Çığlığıma uyandım. Amanın bir sesim çıkıyor ki ev ahalisinin nasıl uyudukları tam bir muamma. Oda kapkaranlık, gece yarısı olmalı. Ama yok ya, birkaç saat önce kalktığımı hatırlıyorum gene zifiri karanlıktı. Bu ikinci tur. Annem gelecek. Ayak sesleri daha sert. Bu babam olmalı. Beni rahatsız etmemek için yolda terliğini çıkartıyor, ama genelde ya bir yere çarpıyor ya bir şeyi düşürüyor. Tabii bir sonraki sefer, o terlik yine çıkıyor. Biliyorum babam, ama bunu söylemek zorundayım. Kendi duymasın, ama hâlâ öğrenemedi bebek bakmayı. Hep mütereddit hep sakar. Bakalım yeni numarası ne olacak?

Kafamda zeballah gibi dikildi. Gözlerini kısık dikkatlice beni süzüyor. Uyanık olup olmadığımı anlamaya çalışıyor. Al sana bir çığlık daha “Ingaaaa!”

Aha da eğildi, popoma vuruyor. Aklı sıra pışpışlayıp beni uyutacak.

Ben gözümü kapattığımda annemin memelerinden şelale gibi süt aktığını görüyorum. “Baba ya, ne uykusu, açım aç.”, ama duyan kim? Basayım çığlığı da sen gör! Zaten annem de şimdi gelir.

Ve efsane çıplak ayak sesi. Yaba daba du!..

“Hilmi, çocuk ağlıyor ya bırak pışpışlamayı, getir de emzireyim.” Annem, hep mi otoriterdi bilmiyorum, ama vallahi gözümü açtığım günden beri babam kuzum gibi. Annem “tak” diye emri veriyor, babam “şak” diye yapıyor.
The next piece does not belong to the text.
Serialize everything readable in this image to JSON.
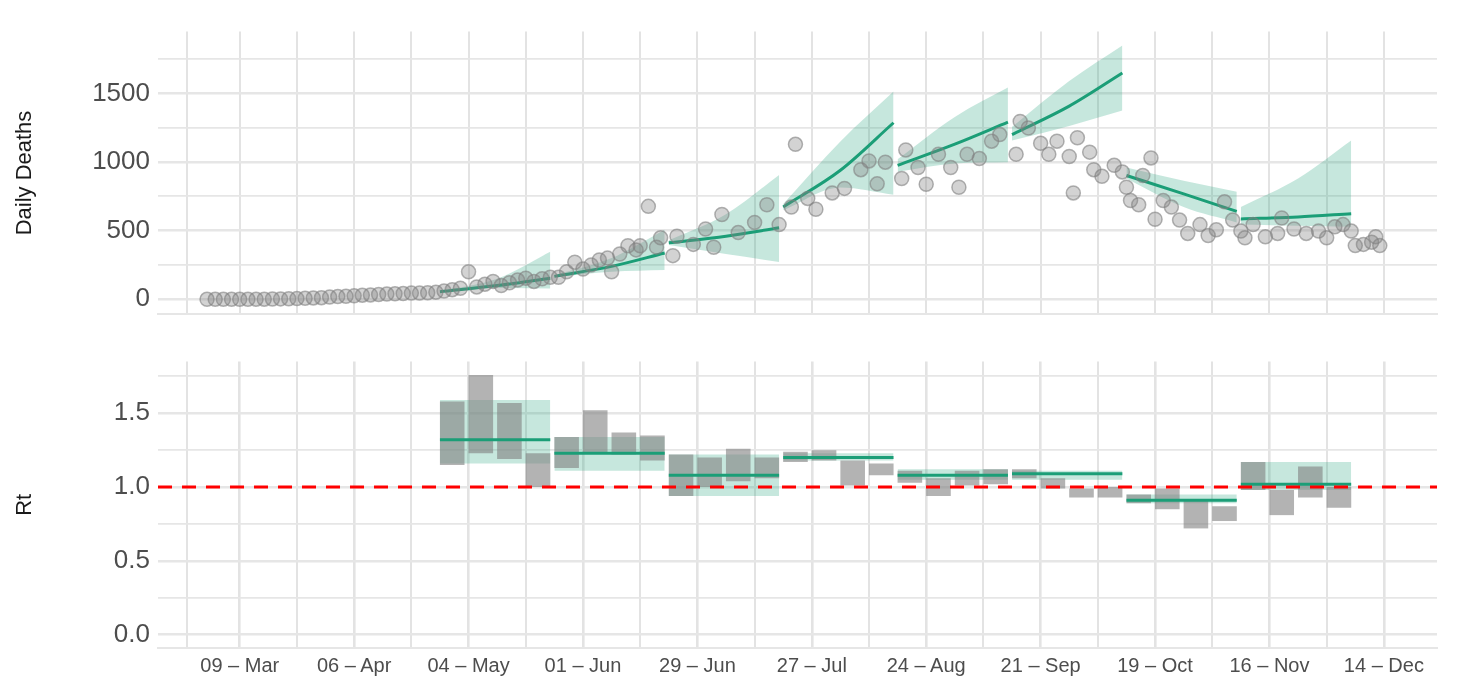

Salona kıyasla odam bayağı küçük, hattâ annemlerin yatak odası bile benimkinin yanında salon salomanje. Benimkiler bana kazık mı attılar, yoksa bütün bebekler daha küçük odalarda mı yatıyor çok merak ediyorum. Henüz başka bir eve götürülmediğim için mukayese yapamıyorum. Neymiş efendim kırkımı uçuracaklarmış. O zaman ne bekliyorsunuz, “uçurun gitsin”!

Neyse galiba yakında efsane bitecek, yakında kırk günlük olacağım. Çünkü bir haftadır evde “kırk gün” muhabbetinden başka bir şey konuşulmuyor. Bir telaş, bir telaş, sormayın gitsin.  Şu kırkım çıksın, dışarı bir kapağı atayım, oda meselesinde ketenpereye mi getirildim, göreceğiz.
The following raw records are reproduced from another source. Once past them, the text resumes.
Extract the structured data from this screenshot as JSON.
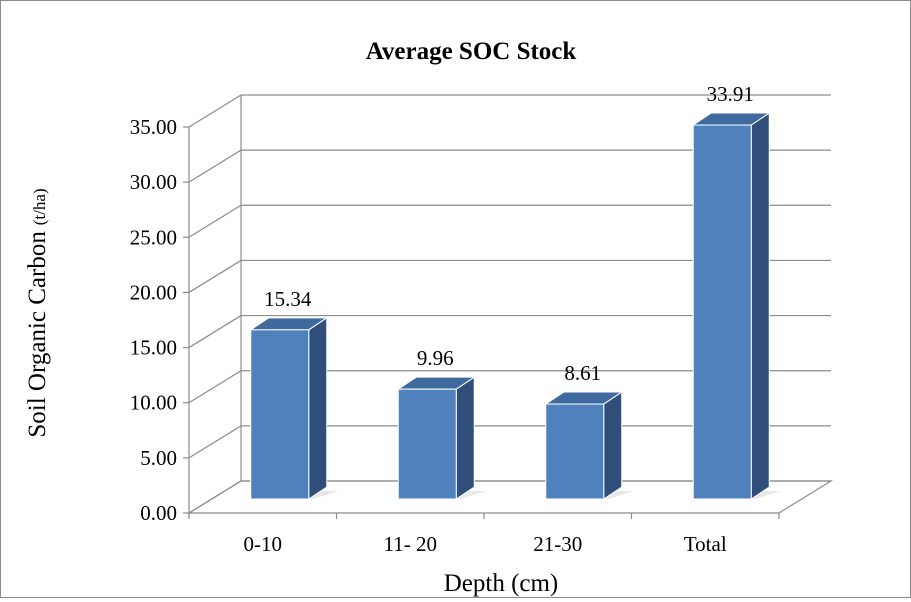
{
  "chart_data": {
    "type": "bar",
    "title": "Average SOC Stock",
    "xlabel": "Depth (cm)",
    "ylabel": "Soil Organic Carbon",
    "ylabel_unit": "(t/ha)",
    "categories": [
      "0-10",
      "11- 20",
      "21-30",
      "Total"
    ],
    "values": [
      15.34,
      9.96,
      8.61,
      33.91
    ],
    "data_labels": [
      "15.34",
      "9.96",
      "8.61",
      "33.91"
    ],
    "ylim": [
      0,
      35
    ],
    "yticks": [
      "0.00",
      "5.00",
      "10.00",
      "15.00",
      "20.00",
      "25.00",
      "30.00",
      "35.00"
    ],
    "grid": true,
    "legend": "none",
    "style": "3d-column",
    "colors": {
      "bar_front": "#4f81bd",
      "bar_side": "#2f4f7a",
      "bar_top": "#3f6a9e",
      "grid": "#8c8c8c"
    }
  }
}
Annem, büyük babaannemden kalma ceviz dolabın –bunun hikâyesini sonra anlatırım- yamacındaki emzirme koltuğa kurulmuş beni bekliyor. Hemen itiraf edeyim, benim için orası saltanat tahtı. Şimdilik hayatımdaki en büyük mutlulukları, annemin kucağında, o memelere kavuştuğumda yaşıyorum. Yine bir vuslat zamanı, oh be hayat varmış!

Babam işte bu anlarda tepemde takipte. “Cok cok cok” diye sesler çıkartarak güya beni taklit ediyor. Bir de yüzünde bitmek bilmeyen bir gülümseme! Ben aç bilaç annemin kucağında hırsla ve iştahla karnımı doyururken o taklit beni gıcık ediyor. Bu anlarda bir taraftan yüzümü memeye gömerken bir taraftan da -elbette hangi memeye taarruz ettiğime bağlı olarak- sol ya da sağ kaşımı kaldırıp ona tip tip bakıyorum. Ne yaptığımı anlamaktan bihaber bizimki pek mesut, anneme nispet yapıyor: “Bak Selen, hayatının en mutlu anlarında dahi gözü bende”. Tabi tabi içine!

Bakmayın bu sözlerime aslında yumuşak bir bebeğim. Ama süt ve gaz söz konusu olduğunda akan sular durur. Bugünlerde dünya bir yana onlar başka yana. Her güzel şey çabuk bitermiş. Ben kendimce âlemlere akarken dışarıda dakikalar birbirini kovalıyor. Genelde sürem 40-45 dakika. O süre yeterliyse futbol maçları da tek devre oynansın o zaman. Nasıl, iyi olur mu?  Aslında galiba annem buna razı olabilir. Keşke babam beni emzirseydi. O zaman onu ikna etmek daha kolay olabilirdi. Yazık.